In 2014, fashion businesses subcontracting labour to anyone working from home – or their agents – can no longer legally give out piecework on a casual basis. It has to be on a permanent or part-time basis, with a minimum of 15 hours a week, paid weekly, plus benefits. They must be also registered with the Fair Work Commission’s Board of Reference, fill out highly detailed work-order forms and can be held liable for unpaid entitlements up the supply line. Thanks to newly enhanced right-of-entry powers, the union can inspect premises with 48 hours’ notice. Fines for breaches can reach $110,000.
“At the end of the day, it’s not the labour cost – it’s the way we’re forced to do business,” says one manufacturer who declined to be named. His business closed in December after, he alleges, tighter regulation prompted his biggest client to move production offshore. “We are now put in a position where we have to provide minimum hours on a seasonal industry where we don’t have this sort of guarantee from our clients, but we now have to guarantee it to our employees”.
Says another, “So many factories have shut down in the last 12 months and so many contractors. They [my former contractors] have said to me, ‘This is communism; we left our country to get away from this.’ ”
“I’ve spoken to both small designers and manufacturers and they’ve had from 40-70 per cent drops in turnover or work that they’ve had to give people so they’ve had to lay people off, so it’s making the industry contract even more,” says Kiri Delly, chief executive officer of peak industry body the Council of Textile & Fashion Industries of Australia (TFIA). “The reason why it was put together was all in good faith, but it got to the point where it was so onerous and the paperwork was just so hard that it just made it impossible for people to justify. Everybody else is allowed to be a contractor. Really it’s just small businesses that want to be able to have the flexibility to do what they do, and that’s been taken away. If we keep just thinking about protecting the workers but it’s at a point that people can’t employ the workers, then there’ll be no workers to protect.”
Alexandra Smart, managing director of Sydney-based fashion label Ginger & Smart, which has been ECA-accredited since 2010, declined to disclose how much of Ginger & Smart’s manufacturing remains onshore, but noted that ECA labelling on their locally produced product has generated “very positive” customer feedback.
Notes Smart, “It was always important to [sister] Genevieve and I and when we wrote our first business plan, to weave an ethical approach through whatever we did, so when we were given an opportunity to put our money where our mouth was and to support our supply chain and our makers, we came on board with that. Which was a not inconsiderable commitment to us at the time.”
Ethical Clothing Australia national manager Simon McRae scoffed at claims ECA is a union shopfront and describes industry complaints in the media and on the Save the Australian Fashion Industry Facebook page as “the biggest load of manufacturer tripe of all time”.
“If you ask me honestly, I think there could be more flexibility in the system, but all I’m talking about is things like minimum hours you have to work,” says McRae, who estimates ECA has helped improve conditions for 6000 outworkers. “It’s a hidden workforce, they’ve got very weak negotiating skills, you’re talking about migrant women – who barely know what their rights are – negotiating.

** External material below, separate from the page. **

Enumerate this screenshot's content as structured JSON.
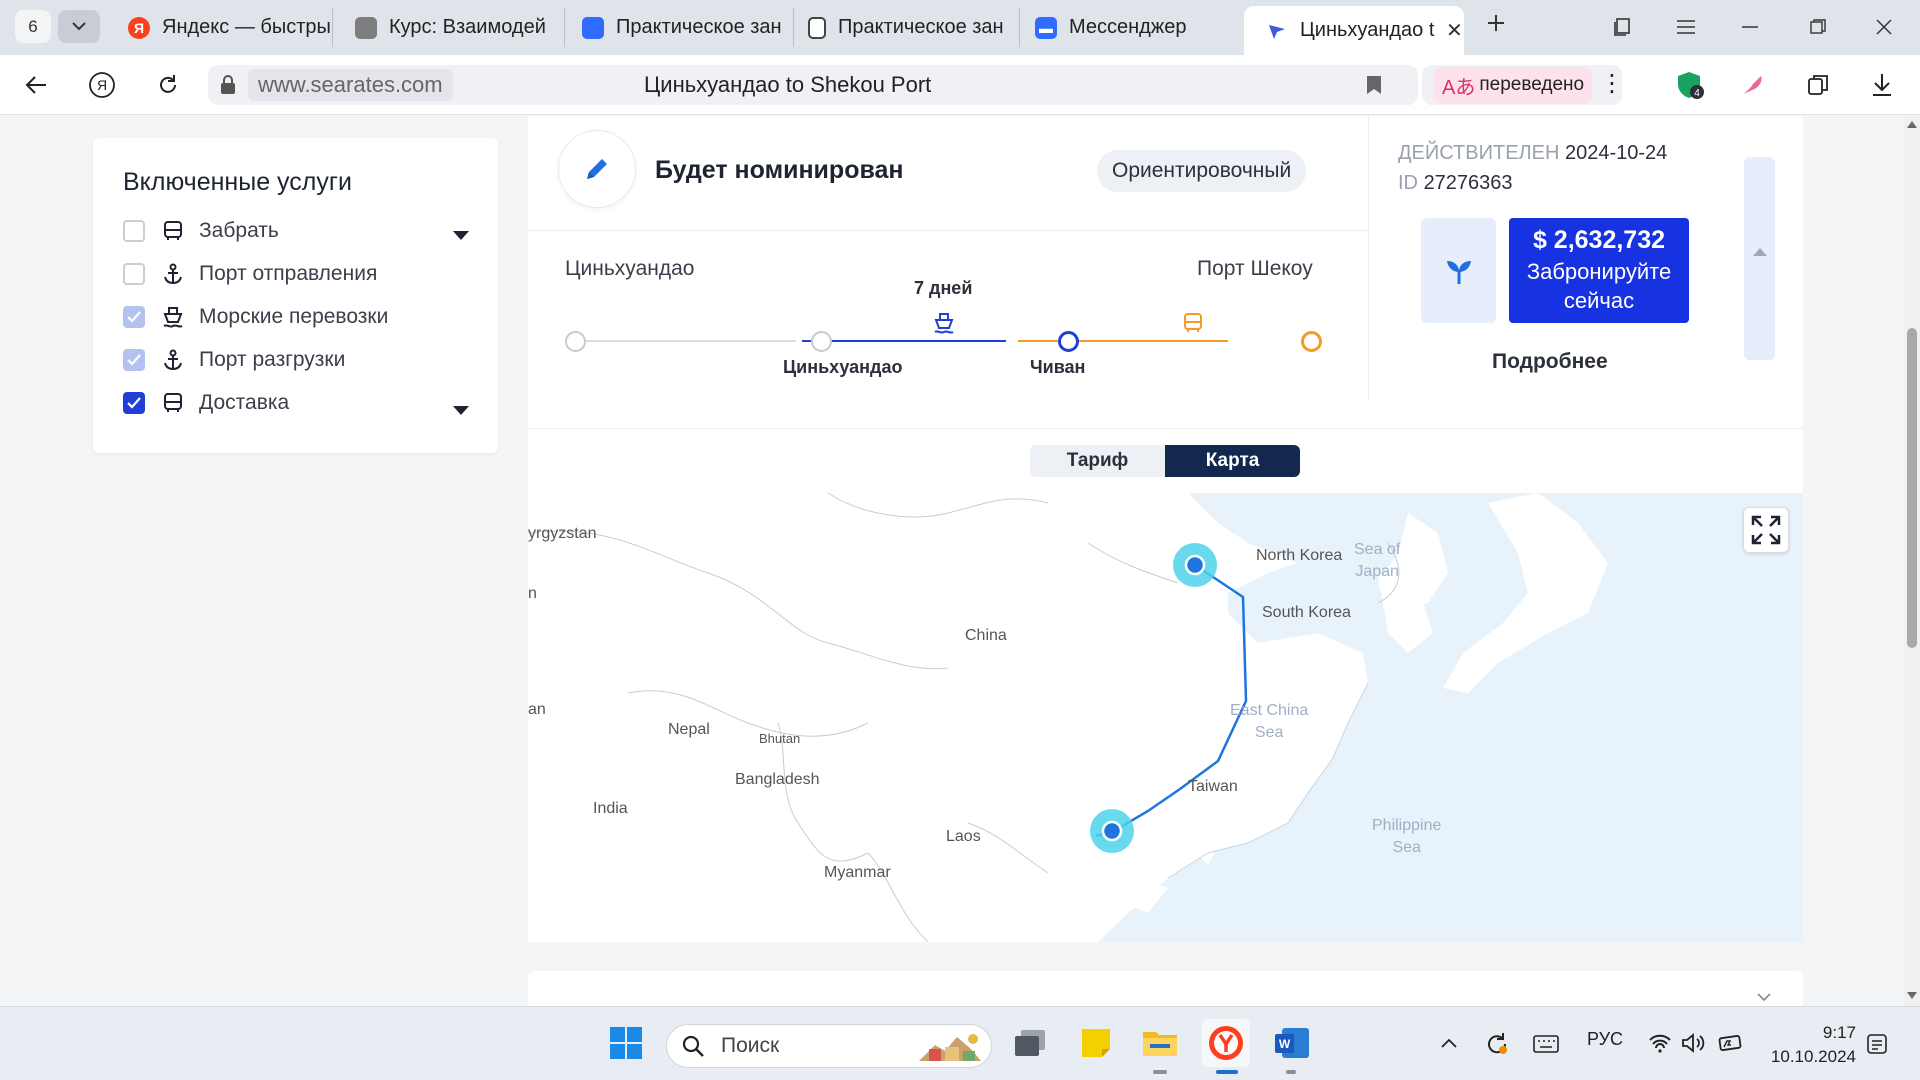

The irony is if the ECA is successful, there’s less need to have such a regulatory regime and I recognise that some people might find it a bit constrictive. But the reality is that they’ve got to demonstrate that they’re doing the right things for the law to change.”
This aritcle was edited on May 23 to delete an erroneous reference to Ethical Clothing Australia accreditation costing $40,000 a year. In fact, this is the estimated compliance cost of accreditation.